10歳の令嬢が、じゃがいもを前にして真顔だった。

だが、彼女は本気だった。

帝姫教育の合間に、領地経済の根幹を見抜いていた。


「保存技術の限界は、流通の限界。なのでここで冷蔵です。魔道冷蔵庫を作ります」


技術長は震えた。


「お嬢様……冷却魔法は維持コストが高すぎます。魔力供給だけで、庶民の月収が吹き飛びますぞ」


「ですので、節電します。魔力節約型冷却陣を新設するわ」


「…せつでん?」


──開発は始まった。

魔道陣の再設計、魔力流路の最適化、魔石の配置角度の調整。

エリシアは、魔道理論と経済原則を同時に操った。


「マリアンヌ、魔石の供給状況は?」


「はい。従来型の魔石は高価ですが、お嬢様が提案された“分割設置方式”により、小型魔石の連結運用が可能となりました。コストは従来の約38%です」


「よろしい。じゃがいもは、贅沢品ではなく、庶民の命よ。冷蔵庫も、庶民の命を守る道具であるべき」


マリアンヌは、冷却陣の前で敬礼した。


「お嬢様のご命令により、魔力節約型冷蔵庫、完成いたしました。名称は“エリシア式じゃがいも保冷箱”でございます」


「名前が長い。もっと売れそうな名前にして」


「では、“エリ冷”などいかがでしょうか」


なんかエオ〇アみたいな。徳永〇明か。


「それはそれで冷えすぎてる気がするわね」


──そして、試作品第3号が完成した。 結局魔力消費は従来の1/5まで下げることができた。

魔石は分割設置で交換可能。

冷却性能は、じゃがいもの鮮度を2ヶ月間保つレベル。


「お嬢様、これなら遠方への市場流通も可能です。庶民層への普及価格帯で、十分な利益が見込めます」


「よろしい。じゃがいもは腐らない。そして、腐らないじゃがいもは、帝国を腐らせない」


父が開発室に顔を出した。


「エリシア……お前、10歳だよな?」


「はい。
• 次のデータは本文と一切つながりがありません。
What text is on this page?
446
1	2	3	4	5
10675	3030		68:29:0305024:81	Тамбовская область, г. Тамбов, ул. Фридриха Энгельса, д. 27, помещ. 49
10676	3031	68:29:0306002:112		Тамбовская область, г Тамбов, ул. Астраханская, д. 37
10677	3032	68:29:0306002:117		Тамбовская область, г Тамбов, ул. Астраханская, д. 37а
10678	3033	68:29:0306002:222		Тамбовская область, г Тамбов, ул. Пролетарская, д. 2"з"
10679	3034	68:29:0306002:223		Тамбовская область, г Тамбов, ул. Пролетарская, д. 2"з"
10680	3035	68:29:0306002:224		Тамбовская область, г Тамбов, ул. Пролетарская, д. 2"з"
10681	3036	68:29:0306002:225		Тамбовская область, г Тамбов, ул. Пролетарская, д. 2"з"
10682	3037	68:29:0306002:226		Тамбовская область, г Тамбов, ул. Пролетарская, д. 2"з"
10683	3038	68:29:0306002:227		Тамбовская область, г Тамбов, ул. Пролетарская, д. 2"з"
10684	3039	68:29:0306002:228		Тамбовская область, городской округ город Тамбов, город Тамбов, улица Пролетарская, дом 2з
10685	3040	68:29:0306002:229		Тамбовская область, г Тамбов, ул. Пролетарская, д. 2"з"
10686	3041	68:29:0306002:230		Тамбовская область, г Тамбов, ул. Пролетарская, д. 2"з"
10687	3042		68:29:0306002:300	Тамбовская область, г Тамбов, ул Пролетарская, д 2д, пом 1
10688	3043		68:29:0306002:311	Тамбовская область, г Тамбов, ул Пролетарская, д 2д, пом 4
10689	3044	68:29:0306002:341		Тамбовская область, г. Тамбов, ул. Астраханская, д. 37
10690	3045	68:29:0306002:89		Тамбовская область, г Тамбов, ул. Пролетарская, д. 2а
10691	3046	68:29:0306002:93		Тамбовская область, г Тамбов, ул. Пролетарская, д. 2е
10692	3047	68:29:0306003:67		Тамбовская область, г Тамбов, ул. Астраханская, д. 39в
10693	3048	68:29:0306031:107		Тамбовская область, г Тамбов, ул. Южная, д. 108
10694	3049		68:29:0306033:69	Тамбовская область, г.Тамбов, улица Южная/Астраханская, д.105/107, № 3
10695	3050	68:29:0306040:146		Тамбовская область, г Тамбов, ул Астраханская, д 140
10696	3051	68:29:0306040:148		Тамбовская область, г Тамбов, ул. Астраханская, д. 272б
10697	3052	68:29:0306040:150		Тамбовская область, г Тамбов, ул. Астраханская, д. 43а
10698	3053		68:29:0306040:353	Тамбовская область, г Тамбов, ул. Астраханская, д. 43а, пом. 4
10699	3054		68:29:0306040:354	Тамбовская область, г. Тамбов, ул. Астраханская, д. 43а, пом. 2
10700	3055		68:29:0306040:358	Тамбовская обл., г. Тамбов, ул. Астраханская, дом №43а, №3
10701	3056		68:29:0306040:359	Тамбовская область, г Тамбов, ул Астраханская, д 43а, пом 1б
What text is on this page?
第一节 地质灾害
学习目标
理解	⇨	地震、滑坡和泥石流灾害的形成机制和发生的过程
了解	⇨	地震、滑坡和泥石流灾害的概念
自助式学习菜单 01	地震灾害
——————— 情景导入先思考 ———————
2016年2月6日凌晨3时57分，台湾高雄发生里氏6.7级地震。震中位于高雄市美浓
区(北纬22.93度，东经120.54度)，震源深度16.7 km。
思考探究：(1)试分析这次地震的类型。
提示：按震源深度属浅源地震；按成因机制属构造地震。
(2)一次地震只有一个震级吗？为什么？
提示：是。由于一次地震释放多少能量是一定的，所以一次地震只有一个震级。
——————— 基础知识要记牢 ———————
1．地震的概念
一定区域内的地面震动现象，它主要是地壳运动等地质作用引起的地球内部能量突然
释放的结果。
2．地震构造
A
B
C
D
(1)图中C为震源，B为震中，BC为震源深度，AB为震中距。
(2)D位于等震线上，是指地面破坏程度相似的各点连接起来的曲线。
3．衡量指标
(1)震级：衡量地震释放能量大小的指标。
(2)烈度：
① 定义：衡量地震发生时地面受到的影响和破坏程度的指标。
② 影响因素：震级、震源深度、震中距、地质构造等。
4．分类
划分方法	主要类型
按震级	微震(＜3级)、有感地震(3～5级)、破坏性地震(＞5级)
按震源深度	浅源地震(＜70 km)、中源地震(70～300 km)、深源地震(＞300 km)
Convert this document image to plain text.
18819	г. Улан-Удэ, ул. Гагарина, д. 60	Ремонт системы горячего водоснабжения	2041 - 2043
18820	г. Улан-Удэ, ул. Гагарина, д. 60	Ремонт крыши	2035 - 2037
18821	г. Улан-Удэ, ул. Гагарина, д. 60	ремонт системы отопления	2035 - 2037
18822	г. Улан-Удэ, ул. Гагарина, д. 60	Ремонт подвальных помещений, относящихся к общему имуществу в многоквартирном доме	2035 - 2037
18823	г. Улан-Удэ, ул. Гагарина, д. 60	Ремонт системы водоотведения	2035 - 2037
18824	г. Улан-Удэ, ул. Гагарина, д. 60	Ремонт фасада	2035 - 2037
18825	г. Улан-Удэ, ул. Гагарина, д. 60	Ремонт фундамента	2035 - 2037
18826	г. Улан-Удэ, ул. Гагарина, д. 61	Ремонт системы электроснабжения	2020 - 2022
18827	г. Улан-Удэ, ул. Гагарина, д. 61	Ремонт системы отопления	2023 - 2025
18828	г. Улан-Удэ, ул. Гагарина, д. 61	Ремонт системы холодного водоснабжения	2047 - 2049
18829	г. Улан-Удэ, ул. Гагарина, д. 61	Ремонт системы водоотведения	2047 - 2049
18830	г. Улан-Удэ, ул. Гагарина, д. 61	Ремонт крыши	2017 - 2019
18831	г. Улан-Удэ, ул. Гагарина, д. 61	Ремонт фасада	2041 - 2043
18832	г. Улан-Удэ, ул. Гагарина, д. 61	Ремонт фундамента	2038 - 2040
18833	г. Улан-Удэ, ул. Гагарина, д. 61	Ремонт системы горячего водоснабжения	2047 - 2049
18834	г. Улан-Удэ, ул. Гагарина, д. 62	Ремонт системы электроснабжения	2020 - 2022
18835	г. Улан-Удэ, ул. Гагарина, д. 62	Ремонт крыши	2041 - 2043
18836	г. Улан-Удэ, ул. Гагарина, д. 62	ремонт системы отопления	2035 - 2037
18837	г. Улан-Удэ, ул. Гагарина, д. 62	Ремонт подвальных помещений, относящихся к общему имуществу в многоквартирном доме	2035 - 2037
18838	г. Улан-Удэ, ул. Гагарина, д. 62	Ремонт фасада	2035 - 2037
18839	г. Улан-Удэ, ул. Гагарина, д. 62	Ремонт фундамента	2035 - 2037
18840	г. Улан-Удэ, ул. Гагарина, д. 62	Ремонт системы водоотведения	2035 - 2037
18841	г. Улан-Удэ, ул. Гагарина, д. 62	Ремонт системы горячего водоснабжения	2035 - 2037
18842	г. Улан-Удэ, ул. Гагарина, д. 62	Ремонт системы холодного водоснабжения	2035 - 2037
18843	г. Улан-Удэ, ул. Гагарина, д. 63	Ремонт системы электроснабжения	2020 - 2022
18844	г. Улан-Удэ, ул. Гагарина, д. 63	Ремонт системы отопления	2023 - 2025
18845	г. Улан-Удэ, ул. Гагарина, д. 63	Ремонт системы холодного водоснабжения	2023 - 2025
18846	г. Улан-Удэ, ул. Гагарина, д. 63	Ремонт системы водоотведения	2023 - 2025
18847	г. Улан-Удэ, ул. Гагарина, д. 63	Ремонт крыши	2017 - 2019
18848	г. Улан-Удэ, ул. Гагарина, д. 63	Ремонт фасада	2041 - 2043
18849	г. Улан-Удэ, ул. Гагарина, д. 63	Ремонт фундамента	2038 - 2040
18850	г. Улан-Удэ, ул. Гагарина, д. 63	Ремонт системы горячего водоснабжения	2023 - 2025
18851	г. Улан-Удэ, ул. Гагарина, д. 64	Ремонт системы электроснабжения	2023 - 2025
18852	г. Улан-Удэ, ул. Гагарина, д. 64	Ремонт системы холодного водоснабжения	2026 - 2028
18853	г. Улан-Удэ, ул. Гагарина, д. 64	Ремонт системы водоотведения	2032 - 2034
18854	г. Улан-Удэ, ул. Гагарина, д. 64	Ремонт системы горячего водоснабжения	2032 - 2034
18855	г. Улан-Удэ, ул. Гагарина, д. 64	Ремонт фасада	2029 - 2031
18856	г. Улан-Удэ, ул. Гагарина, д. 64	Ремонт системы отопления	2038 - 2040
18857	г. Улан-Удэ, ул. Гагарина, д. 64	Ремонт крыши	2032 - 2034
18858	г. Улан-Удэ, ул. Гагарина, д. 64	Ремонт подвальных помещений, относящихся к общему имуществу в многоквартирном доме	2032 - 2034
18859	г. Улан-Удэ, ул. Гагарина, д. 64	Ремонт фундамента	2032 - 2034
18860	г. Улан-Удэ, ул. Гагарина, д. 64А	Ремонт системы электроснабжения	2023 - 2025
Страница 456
ですが、冷蔵技術は年齢で止まりません」


「くうっ…そこがまたかわいい……胃薬どこだ……」


こうして、“魔道冷蔵庫革命”は始まった。

市場には“エリ冷”が流通し、庶民の台所に魔道の風が吹いた。

じゃがいもは腐らず、信頼され、そして冷えた。


帝国の未来は、今日も少しだけ冷たく、そして平和だった。